Background and Illumination Correction for Time-Lapse Microscopy Data with Correlated Foreground

Abstract

Due to the inherent imperfections in the optical path, microscopy images, particularly fluorescence microscopy images, are often skewed by uneven illumination and hence have spurious intensity variation, also known as shading or vignetting effect. Besides spatial intensity inhomogeneity, time-lapse microscopy imaging further suffers from background variation in time, mostly due to photo-bleaching of the background medium. Moreover, the temporal background variation is often experiment-specific and hence cannot be easily corrected, in contrast to shading, where a prospective calibration method can be used. Existing retrospective illumination correction methods, ranging from simple multi-image averaging to sophisticated optimisation based methods such as CIDRE and BaSiC, all assume that the foreground of all images is uncorrelated between each other. However, this assumption is violated in e.g. long-term time-lapse microscopy imaging of adherent stem cells, in which a strong foreground correlation is observed from frame to frame.

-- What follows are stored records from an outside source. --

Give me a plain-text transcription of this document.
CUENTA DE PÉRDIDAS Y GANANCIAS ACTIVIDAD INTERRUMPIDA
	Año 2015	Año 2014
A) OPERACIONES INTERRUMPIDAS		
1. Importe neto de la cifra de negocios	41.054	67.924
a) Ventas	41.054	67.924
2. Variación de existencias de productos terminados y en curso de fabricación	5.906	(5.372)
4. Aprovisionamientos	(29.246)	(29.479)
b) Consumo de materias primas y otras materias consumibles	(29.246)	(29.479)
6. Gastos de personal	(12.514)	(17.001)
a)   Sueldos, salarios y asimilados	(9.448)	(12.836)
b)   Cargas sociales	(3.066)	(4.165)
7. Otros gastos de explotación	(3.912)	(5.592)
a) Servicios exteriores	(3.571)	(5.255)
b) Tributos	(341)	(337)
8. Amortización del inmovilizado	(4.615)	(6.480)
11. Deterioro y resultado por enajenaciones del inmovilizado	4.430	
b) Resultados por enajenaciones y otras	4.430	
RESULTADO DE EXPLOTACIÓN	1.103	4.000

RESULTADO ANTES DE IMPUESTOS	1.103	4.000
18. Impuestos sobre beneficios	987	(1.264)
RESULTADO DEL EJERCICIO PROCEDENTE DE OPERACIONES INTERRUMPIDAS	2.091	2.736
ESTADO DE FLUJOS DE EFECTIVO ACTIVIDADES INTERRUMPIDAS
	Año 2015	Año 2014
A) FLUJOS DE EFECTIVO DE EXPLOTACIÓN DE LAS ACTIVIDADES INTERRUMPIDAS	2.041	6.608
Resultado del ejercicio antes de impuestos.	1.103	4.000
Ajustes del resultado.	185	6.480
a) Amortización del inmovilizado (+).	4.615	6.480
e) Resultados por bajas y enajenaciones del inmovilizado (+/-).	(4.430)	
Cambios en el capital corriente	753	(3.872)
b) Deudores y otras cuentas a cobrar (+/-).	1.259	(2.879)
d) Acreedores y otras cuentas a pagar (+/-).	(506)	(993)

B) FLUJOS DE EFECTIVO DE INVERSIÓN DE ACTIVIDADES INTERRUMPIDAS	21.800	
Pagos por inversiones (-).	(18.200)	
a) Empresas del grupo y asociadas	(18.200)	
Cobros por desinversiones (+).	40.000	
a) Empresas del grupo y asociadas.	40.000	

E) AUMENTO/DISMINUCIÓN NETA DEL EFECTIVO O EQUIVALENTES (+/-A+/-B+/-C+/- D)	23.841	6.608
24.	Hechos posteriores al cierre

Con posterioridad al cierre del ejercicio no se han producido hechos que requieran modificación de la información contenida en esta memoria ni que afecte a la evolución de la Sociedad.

In this paper, we propose a new illumination and background correction method for time-lapse imaging, based on low-rank and sparse decomposition. We incorporate binary segmentation masks that inform the weighting scheme of our reweighted \(L_1\) norm minimisation about foreground vs background pixels in the image. This yields a better separation of the low-rank and sparse component, hence improving the estimation of illumination profiles. Experiments on both simulated and real time-lapse data demonstrate that our approach is superior to existing illumination correction methods and improves single cell quantification.